Huang Shang-Chin, Cheng Pin-Nan, Liu Chen-Hua, Yang Hung-Chih, Su Tung-Hung, Tseng Tai-Chung, Chen Pei-Jer, Kao Jia-Horng, Liu Chun-Jen
Department of Internal Medicine, National Taiwan University Hospital, Taipei, Taiwan; Department of Internal Medicine, National Taiwan University Hospital Bei-Hu Branch, Taipei, Taiwan.
Department of Internal Medicine, National Cheng Kung University Hospital, College of Medicine, National Cheng Kung University, Tainan, Taiwan.
J Formos Med Assoc. 2022 May;121(5):920-929. doi: 10.1016/j.jfma.2021.09.002. Epub 2021 Sep 15.
BACKGROUND/PURPOSE: Direct-acting antiviral agents (DAAs) have revolutionized the paradigm for HCV treatment. However, patients with HBV and HCV co-infection receiving DAAs are at significant risk of HBV reactivation, with limited literature addressing the roles of serum chemokines/chemokines. We aimed to explore the profiles and predictive value of serum cytokines/chemokines regarding HBV reactivation in this clinical setting.
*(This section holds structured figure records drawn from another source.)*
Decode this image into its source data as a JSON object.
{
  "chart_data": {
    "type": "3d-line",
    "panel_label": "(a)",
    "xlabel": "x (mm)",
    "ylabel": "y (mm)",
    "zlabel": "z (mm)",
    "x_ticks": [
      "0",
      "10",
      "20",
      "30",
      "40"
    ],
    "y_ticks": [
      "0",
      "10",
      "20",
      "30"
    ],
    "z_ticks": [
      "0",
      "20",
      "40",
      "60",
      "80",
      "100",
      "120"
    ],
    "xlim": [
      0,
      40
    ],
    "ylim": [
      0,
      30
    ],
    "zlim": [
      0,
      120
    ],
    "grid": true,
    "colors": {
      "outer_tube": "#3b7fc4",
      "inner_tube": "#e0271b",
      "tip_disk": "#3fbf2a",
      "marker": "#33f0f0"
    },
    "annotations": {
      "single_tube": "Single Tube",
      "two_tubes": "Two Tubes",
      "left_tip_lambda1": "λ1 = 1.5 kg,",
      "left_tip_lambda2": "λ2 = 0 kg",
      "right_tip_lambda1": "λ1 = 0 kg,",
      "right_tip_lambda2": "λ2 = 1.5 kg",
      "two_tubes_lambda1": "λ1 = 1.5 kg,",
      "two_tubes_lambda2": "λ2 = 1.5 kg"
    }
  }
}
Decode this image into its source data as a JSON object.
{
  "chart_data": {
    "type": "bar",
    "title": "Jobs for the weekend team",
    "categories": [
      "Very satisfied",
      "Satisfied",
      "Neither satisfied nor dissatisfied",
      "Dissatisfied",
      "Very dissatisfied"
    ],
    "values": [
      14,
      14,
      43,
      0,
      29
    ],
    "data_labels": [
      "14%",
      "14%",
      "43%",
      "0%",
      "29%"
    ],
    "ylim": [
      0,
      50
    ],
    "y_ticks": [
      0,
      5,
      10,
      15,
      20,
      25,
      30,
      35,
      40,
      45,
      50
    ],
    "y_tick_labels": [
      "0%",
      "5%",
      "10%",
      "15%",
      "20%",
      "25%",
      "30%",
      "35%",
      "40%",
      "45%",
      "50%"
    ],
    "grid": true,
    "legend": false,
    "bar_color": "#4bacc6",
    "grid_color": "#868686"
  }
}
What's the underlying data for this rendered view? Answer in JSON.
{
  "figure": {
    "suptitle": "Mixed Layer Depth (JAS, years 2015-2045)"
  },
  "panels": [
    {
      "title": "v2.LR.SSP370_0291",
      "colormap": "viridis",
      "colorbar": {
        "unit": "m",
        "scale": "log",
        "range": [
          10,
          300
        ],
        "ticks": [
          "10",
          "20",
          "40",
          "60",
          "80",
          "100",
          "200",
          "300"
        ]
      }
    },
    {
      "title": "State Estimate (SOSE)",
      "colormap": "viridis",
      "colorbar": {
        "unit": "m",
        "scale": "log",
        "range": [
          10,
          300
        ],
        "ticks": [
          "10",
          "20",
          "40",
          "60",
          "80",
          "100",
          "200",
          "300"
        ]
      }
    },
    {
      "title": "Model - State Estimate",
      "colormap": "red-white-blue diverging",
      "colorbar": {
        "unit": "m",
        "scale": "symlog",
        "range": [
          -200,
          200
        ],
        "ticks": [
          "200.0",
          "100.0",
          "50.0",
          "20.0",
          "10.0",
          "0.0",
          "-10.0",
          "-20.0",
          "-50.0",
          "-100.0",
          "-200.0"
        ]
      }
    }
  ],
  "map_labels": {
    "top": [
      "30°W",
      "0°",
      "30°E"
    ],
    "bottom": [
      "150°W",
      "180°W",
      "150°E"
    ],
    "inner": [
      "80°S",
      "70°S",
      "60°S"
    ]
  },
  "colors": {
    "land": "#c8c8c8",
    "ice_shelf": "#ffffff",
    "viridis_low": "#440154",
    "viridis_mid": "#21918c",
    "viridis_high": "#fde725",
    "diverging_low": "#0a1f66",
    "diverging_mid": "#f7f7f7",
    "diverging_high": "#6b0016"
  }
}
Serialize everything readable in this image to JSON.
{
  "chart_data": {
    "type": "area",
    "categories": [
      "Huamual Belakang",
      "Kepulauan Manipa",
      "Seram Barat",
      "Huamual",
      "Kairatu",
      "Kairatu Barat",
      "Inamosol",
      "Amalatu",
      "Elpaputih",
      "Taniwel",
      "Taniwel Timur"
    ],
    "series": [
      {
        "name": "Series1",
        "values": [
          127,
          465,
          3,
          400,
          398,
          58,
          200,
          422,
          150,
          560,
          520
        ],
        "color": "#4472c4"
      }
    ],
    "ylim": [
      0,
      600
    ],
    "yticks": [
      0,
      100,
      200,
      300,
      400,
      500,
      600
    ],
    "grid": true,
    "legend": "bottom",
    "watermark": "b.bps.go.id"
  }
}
From 2017 to 2019, 25 patients with HBV and HCV co-infection scheduled for DAA therapy were prospectively enrolled. At enrolment and after DAA treatment, serial serum cytokine/chemokine levels were examined. The baseline and dynamic levels were compared between those with versus without HBV virologic (defined by an increase of serum HBV DNA to >10 times) and clinical reactivation (defined by > 1.5-fold elevated ALT level than nadir and >100 U/L; or > 2-fold increase from nadir and greater than the upper normal limit, in addition to virologic reactivation).
There were 20 patients (80%) experiencing HBV virologic reactivation and 6 patients (24%) experiencing clinical reactivation. Patients with clinical reactivation had higher pre-treatment TNF-alpha (27.93 versus 18.85 pg/mL, P = 0.015), lower week-4 IFN-gamma (1.07 versus 8.74 pg/mL, P = 0.020) levels and significant declines of CCL2 and TNF-alpha (P < 0.05). Single or combination of these cytokines helped predict clinical reactivation (all P < 0.05).
Higher serum TNF-alpha at baseline and lower IFN-gamma at week 4 were associated with mild clinical reactivation of HBV in patients with HBV/HCV co-infection receiving DAAs. Combination of these cytokines reliably predicted HBV reactivation early.
背景/目的:直接抗病毒药物(DAA)彻底改变了丙型肝炎病毒(HCV)的治疗模式。然而,接受DAA治疗的乙型肝炎病毒(HBV)和HCV合并感染患者存在HBV再激活的重大风险,而关于血清趋化因子/趋化因子作用的文献有限。我们旨在探讨在这种临床环境中血清细胞因子/趋化因子与HBV再激活相关的特征及预测价值。
2017年至2019年,前瞻性纳入25例计划接受DAA治疗的HBV和HCV合并感染患者。在入组时和DAA治疗后,检测系列血清细胞因子/趋化因子水平。比较发生与未发生HBV病毒学再激活(定义为血清HBV DNA增加至>10倍)和临床再激活(定义为ALT水平较最低点升高>1.5倍且>100 U/L;或较最低点升高>2倍且高于正常上限,同时伴有病毒学再激活)患者的基线水平和动态水平。
20例患者(80%)发生HBV病毒学再激活,6例患者(24%)发生临床再激活。发生临床再激活的患者治疗前肿瘤坏死因子-α(TNF-α)水平较高(27.93对18.85 pg/mL,P = 0.015),第4周干扰素-γ(IFN-γ)水平较低(1.07对8.74 pg/mL,P = 0.020),且趋化因子配体2(CCL2)和TNF-α显著下降(P < 0.05)。这些细胞因子单独或联合使用有助于预测临床再激活(均P < 0.05)。
在接受DAA治疗的HBV/HCV合并感染患者中,基线血清TNF-α水平较高和第4周IFN-γ水平较低与HBV轻度临床再激活相关。这些细胞因子联合使用可早期可靠地预测HBV再激活。